When discussing Personality Theories, the idea of balance also generally surfaces. We hear there must be “balance between work and family,” or “friends and family,” or “work and play.” The examples go on and on and on. Both Freud and Jung spoke in great lengths of “balance” in life. For example, Carl Jung's entire theory discusses and revolves around balance, between anima and animus and between the ego and the unconscious. Freud felt that a “crises” needed to be met or addressed at a “Midway” point of two extremes. Other terms such as “individuality” and “community;” “I” or “team,” etc… Whatever the words used, the balance to be accomplished is between the impulse to serve oneself and develop into all one can be and the impulse to serve others. But serve only yourself, and you end up alone; serve only others, and you lose your own identity. One ought to serve oneself in order to serve others well, and serve others in order to best serve oneself.
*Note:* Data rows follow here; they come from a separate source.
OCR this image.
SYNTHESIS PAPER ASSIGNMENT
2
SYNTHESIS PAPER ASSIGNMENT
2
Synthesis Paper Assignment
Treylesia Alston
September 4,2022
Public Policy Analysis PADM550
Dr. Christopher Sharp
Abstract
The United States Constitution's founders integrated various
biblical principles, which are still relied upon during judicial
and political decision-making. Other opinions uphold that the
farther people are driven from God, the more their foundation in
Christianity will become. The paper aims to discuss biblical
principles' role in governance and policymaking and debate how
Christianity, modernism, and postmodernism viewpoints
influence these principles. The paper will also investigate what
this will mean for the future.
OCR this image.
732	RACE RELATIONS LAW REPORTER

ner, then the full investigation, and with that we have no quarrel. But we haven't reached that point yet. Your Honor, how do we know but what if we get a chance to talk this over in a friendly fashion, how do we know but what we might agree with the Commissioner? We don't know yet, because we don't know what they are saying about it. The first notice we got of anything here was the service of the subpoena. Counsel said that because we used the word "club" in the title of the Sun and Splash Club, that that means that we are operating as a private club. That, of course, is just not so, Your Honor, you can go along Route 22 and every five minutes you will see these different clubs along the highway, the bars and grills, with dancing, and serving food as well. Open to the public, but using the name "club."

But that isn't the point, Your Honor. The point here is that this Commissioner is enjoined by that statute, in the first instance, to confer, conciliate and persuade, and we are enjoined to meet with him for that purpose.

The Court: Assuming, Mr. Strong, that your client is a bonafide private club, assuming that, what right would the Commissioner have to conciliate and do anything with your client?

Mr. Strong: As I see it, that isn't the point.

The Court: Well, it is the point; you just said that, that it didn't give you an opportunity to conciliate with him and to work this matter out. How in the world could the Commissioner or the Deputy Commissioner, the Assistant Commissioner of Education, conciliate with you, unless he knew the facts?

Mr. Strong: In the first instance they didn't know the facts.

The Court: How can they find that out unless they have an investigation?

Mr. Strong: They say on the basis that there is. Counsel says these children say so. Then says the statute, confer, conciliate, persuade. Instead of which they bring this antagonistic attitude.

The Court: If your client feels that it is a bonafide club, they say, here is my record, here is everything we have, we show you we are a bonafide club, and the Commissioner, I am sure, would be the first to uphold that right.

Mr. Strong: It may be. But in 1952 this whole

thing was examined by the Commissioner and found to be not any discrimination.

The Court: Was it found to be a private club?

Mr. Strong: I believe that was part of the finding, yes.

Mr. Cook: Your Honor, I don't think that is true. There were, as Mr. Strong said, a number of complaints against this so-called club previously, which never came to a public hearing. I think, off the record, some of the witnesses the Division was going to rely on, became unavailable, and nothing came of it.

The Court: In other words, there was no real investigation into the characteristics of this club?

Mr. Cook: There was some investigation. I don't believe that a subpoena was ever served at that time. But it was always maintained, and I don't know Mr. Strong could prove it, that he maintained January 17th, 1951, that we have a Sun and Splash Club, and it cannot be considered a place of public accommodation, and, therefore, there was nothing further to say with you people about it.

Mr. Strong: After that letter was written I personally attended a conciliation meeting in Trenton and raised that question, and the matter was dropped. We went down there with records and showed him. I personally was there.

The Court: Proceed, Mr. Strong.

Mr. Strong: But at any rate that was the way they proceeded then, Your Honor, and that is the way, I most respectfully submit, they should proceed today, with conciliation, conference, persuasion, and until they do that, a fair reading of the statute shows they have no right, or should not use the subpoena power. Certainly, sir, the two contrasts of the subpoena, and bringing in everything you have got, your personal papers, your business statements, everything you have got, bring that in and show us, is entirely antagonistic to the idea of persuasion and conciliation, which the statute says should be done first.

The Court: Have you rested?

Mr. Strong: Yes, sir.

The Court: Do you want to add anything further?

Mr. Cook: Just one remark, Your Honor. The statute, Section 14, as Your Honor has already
Both genetic expression and environmental factors both play crucial roles in the cognitive development of personality. Although we are to a degree “genetically hardwired,” and possess certain “predispositions” which may influence how we turn out as individuals, an environmental “plasticity” still exists within each of us. Still, environmental experiences do have direct influence on developing behavior. For example, take the scenario of baking Gingerbread men. The “biological factor“or “genes,” can be viewed as the ingredients or the mix. The mix is then placed into the oven. This can be thought of as the environment. Contributing variables, such as temperature, the time exposed to the heat, how close it is to the heat source, all contribute to how the Gingerbread men turn out.
Sometime later, we removed our cake and it came out just fine. The environment it was exposed to was constant and controlled. However, people are much more complex than the making of our Gingerbread men. We each have various ingredients and experiences that make each of us unique. If not, life would be one dull bakery!